Auf dem Boden der Tatsachen
Die Ausbildung zur Tischlerin habe ihren Blick auf das Leben nochmals geschärft, wie Starkl heute berichtet. So habe sie früher als Designerin noch viel mehr Wert auf Äußerlichkeiten legen müssen: "In der Design-Branche geht es zum Teil oberflächlich zu. Ich empfand das als sehr anstrengend und ich habe mich in dieser elitären Welt auch nie ganz wohl gefühlt. Da gilt noch immer: Sehen und gesehen werden", erklärt Starkl. "All das interessiert im Handwerk nicht. Da kümmert sich niemand darum, wie du aussiehst. Das holt einen sehr schnell wieder auf den Boden der Tatsachen zurück. Ich finde das sehr angenehm – dann nimmt man sich selbst und auch den anderen weniger ernst. Das erleichtert die Arbeit ungemein." Gleichzeitig habe sie jedoch auch viel Positives aus ihrer Zeit als Designerin mitnehmen können. So sei es Starkl etwa möglich, experimentelle Entwurfsansätze aus dem Industrial Design auf das Tischlerhandwerk zu übertragen. "Ich glaube, dass ich einen sehr freien Zugang zum Tischlerhandwerk habe, deswegen ist jedes meiner Werkstücke auch individuell gestaltet. Generell bevorzuge ich helle Hölzer und öle auch gerne in Weiß, dann dunkelt das Holz weniger nach und behält seine authentische Farbe. Ich mag Holz gerne pur und ohne Rüschen – das unterstreicht für mich das Wesen des Materials", so die Tischlerin über ihre Arbeiten.

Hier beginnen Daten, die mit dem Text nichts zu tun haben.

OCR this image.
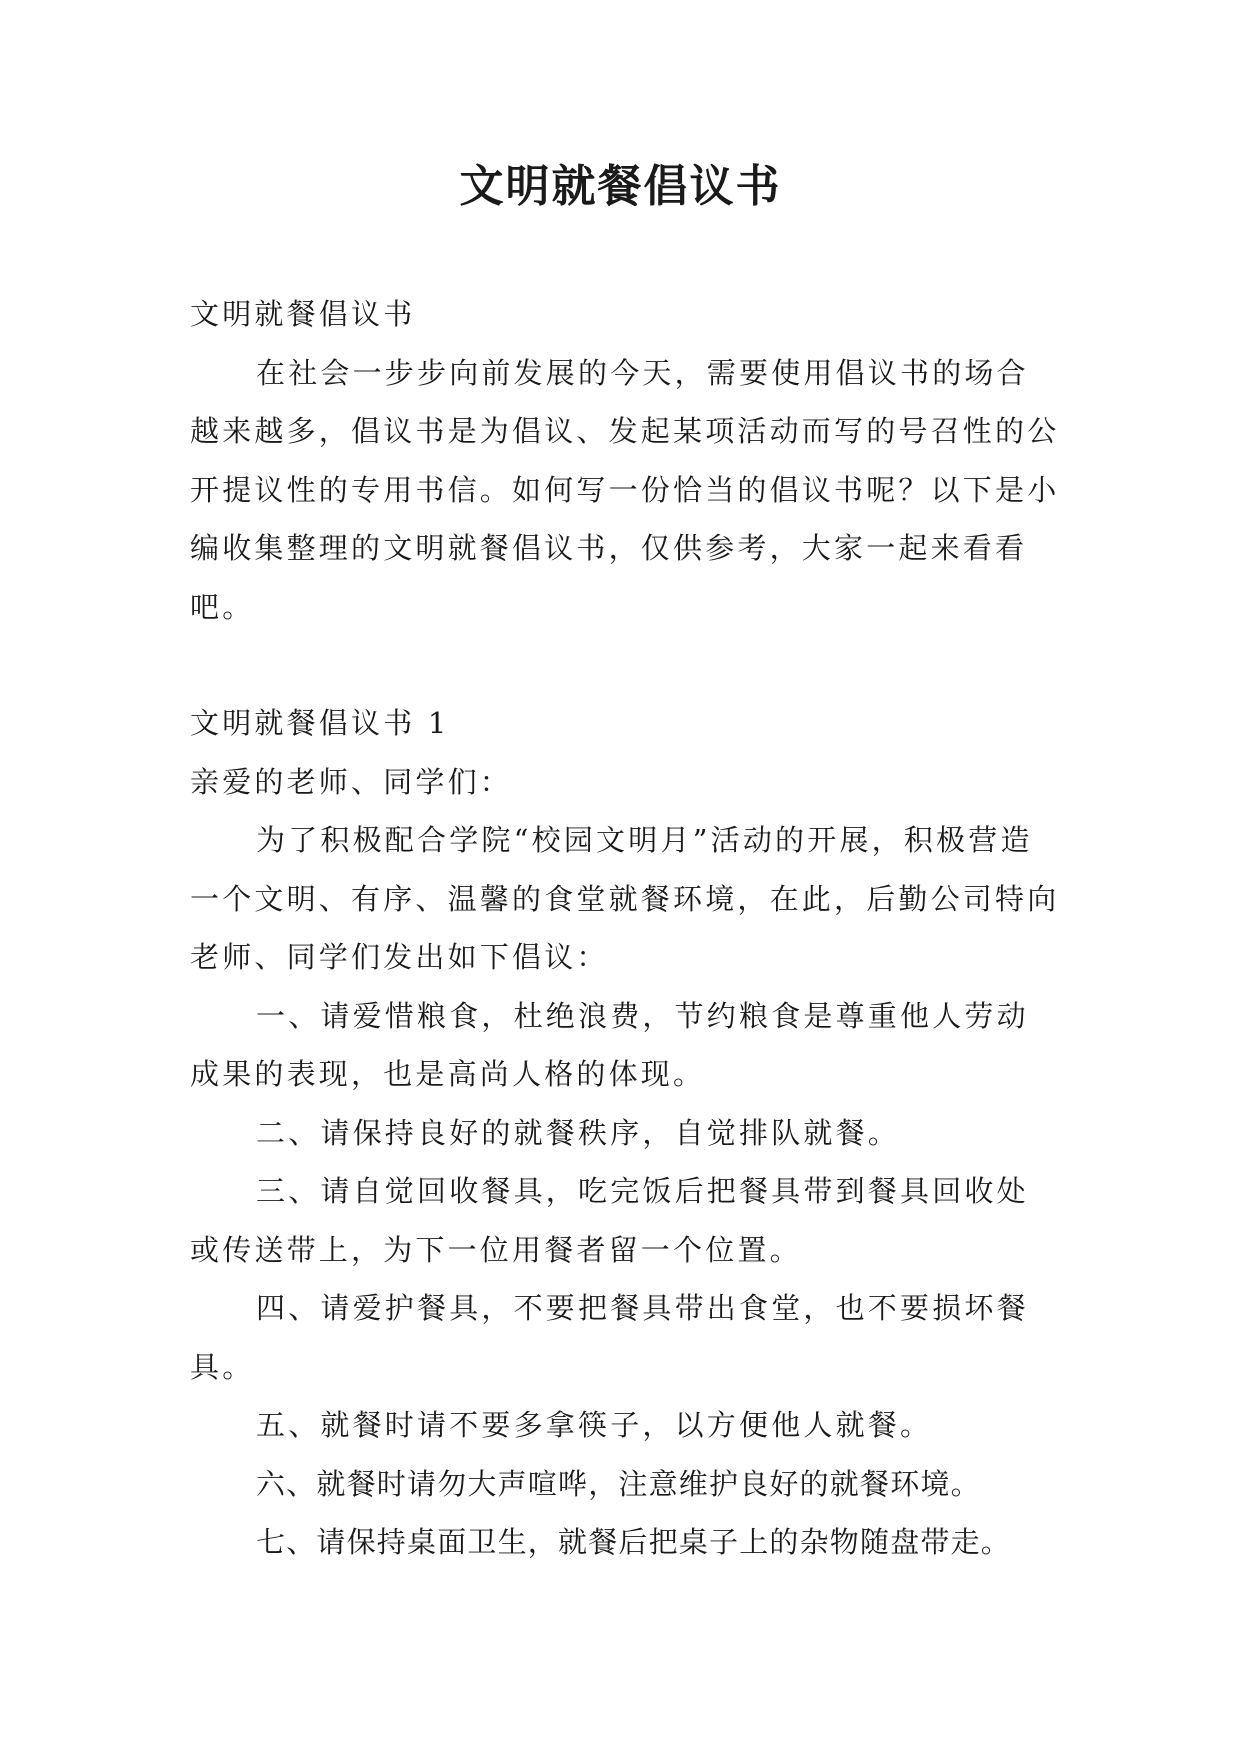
文明就餐倡议书

文明就餐倡议书

在社会一步步向前发展的今天，需要使用倡议书的场合越来越多，倡议书是为倡议、发起某项活动而写的号召性的公开提议性的专用书信。如何写一份恰当的倡议书呢？以下是小编收集整理的文明就餐倡议书，仅供参考，大家一起来看看吧。

文明就餐倡议书 1

亲爱的老师、同学们：

为了积极配合学院“校园文明月”活动的开展，积极营造一个文明、有序、温馨的食堂就餐环境，在此，后勤公司特向老师、同学们发出如下倡议：

一、请爱惜粮食，杜绝浪费，节约粮食是尊重他人劳动成果的表现，也是高尚人格的体现。

二、请保持良好的就餐秩序，自觉排队就餐。

三、请自觉回收餐具，吃完饭后把餐具带到餐具回收处或传送带上，为下一位用餐者留一个位置。

四、请爱护餐具，不要把餐具带出食堂，也不要损坏餐具。

五、就餐时请不要多拿筷子，以方便他人就餐。

六、就餐时请勿大声喧哗，注意维护良好的就餐环境。

七、请保持桌面卫生，就餐后把桌子上的杂物随盘带走。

Weg in die Selbständigkeit
Mit dem Ausbruch der Pandemie beschloss Johanna Starkl, sich selbstständig zu machen. Ein gewagter Schritt in unsicheren Zeiten: "Der Weg in die Selbstständigkeit ist keine leichte Aufgabe, insbesondere wenn man davor in einem Angestelltenverhältnis war. Diese Komfortzone gibt es dann nicht mehr", gibt Starkl zu bedenken. Zusätzlich sei sie auch immer wieder mit geschlechterspezifischen Rollenbildern konfrontiert: "Wenn man als junge Frau in dieser Branche arbeitet, stößt man immer wieder auf Widerstand. Dennoch muss ich offen gestehen, dass ich manches Mal auch überreagiere, wenn jemand mir gegenüber einen ungeschickten Kommentar fallen lässt. Da darf ich noch gelassener werden." Auch sonst sei sie immer wieder aufs Neue gefragt, sich selbst zu reflektieren und sich etwa von gesellschaftlichen Konventionen und fremden Meinungsbildern zu befreien – denn der Weg in die Selbstständigkeit lasse immer auch mehrere Optionen offen. Starkl denkt daher darüber nach, das eigene Portfolio um weitere Tätigkeitsfelder und Produkte zu erweitern: "Mein Herz gehört dem Handwerk, das ist ganz klar. Dennoch muss das eine das andere nicht ausschließen. Eine Tischlerei kann auch ein Heuriger sein oder ein Café mit einer offenen Werkstatt. Ich denke, dass solche und andere Mischnutzungen in Zukunft stark im Kommen sein werden."